Question

In the adjoining figure, ABC and DBC are two isosceles triangles on the same base BC. Prove that ∠ABD = ∠ACD.

Answer 1

Given: ABC and DBC are two isosceles triangles on the same base BC, so AB = AC and DB = DC.

To Prove: ∠ABD = ∠ACD.

Proof [Step-wise]:

1. In isosceles triangle ABC, the base angles are equal; hence ∠ABC = ∠BCA.

2. In isosceles triangle DBC, the base angles are equal; hence ∠CBD = ∠BCD.

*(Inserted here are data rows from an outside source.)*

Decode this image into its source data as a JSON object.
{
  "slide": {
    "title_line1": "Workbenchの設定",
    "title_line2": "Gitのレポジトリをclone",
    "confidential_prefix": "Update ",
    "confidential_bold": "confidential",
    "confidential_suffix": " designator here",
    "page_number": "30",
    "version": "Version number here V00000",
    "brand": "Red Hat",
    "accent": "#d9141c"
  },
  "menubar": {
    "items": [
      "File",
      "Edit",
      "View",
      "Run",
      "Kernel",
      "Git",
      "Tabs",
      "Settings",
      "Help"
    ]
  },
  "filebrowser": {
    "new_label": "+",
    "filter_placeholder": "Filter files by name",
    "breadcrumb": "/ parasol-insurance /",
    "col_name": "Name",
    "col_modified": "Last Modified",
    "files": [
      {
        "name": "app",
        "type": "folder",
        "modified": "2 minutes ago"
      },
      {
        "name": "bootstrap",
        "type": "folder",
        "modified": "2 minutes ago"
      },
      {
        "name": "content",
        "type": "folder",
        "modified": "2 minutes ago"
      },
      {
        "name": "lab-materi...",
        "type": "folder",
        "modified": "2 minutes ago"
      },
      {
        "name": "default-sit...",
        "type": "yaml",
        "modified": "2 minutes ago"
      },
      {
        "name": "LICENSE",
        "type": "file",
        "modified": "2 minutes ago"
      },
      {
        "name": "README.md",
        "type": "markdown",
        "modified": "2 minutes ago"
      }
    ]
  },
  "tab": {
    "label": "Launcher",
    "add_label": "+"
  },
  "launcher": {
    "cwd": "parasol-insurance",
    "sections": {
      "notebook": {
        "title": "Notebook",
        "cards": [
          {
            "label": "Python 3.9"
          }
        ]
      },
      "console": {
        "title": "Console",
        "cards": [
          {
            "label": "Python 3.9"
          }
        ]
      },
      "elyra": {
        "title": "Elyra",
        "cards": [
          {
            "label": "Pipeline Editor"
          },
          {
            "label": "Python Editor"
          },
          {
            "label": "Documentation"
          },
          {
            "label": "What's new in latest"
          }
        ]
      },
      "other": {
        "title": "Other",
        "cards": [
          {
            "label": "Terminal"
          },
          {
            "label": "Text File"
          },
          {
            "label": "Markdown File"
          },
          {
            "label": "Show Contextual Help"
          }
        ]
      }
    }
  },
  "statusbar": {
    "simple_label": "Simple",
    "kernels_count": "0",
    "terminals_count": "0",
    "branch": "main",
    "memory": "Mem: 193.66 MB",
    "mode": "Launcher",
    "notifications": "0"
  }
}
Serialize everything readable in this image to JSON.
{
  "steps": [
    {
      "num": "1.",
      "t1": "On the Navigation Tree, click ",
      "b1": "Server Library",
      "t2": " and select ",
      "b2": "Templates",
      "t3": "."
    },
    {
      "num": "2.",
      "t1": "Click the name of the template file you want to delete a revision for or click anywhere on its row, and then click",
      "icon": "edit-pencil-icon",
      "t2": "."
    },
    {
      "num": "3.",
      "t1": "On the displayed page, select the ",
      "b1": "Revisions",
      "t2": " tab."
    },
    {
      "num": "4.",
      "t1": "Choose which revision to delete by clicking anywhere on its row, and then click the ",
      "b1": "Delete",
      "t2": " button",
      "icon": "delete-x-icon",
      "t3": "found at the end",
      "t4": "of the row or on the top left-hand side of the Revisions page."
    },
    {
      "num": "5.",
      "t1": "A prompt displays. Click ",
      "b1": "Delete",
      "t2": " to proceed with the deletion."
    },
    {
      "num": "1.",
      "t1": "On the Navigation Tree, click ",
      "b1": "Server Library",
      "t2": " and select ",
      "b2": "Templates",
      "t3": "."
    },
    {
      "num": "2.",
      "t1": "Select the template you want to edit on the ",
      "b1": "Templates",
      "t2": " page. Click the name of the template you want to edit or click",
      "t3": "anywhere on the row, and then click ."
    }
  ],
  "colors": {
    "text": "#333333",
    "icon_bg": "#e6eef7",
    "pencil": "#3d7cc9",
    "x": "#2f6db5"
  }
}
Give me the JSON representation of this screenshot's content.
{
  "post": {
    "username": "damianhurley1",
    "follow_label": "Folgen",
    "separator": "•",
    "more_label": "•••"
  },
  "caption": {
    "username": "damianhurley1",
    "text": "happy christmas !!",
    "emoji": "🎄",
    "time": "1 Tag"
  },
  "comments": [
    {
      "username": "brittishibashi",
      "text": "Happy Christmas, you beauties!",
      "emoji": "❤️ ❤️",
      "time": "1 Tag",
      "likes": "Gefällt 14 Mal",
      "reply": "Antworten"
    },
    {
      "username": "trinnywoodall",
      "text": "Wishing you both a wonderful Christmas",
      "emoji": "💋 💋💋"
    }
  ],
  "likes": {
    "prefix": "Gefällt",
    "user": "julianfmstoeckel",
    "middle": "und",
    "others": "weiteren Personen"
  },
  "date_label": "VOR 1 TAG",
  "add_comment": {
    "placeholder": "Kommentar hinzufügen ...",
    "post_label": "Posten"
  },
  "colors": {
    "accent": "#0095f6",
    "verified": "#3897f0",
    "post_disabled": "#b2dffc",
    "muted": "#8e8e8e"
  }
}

3. At vertex B the angle between BA and BD (∠ABD) is the sum of the angle between BA and BC and the angle between BC and BD.

Thus, ∠ABD = ∠ABC + ∠CBD.

4. At vertex C the angle between CA and CD (∠ACD) is the sum of the angle between CA and CB and the angle between CB and CD.

Thus, ∠ACD = ∠BCA + ∠BCD.

5. Substitute equalities from steps 1 and 2 into steps 3 and 4:

∠ABD = ∠ABC + ∠CBD

= ∠BCA + ∠BCD

= ∠ACD

Therefore ∠ABD = ∠ACD, as required.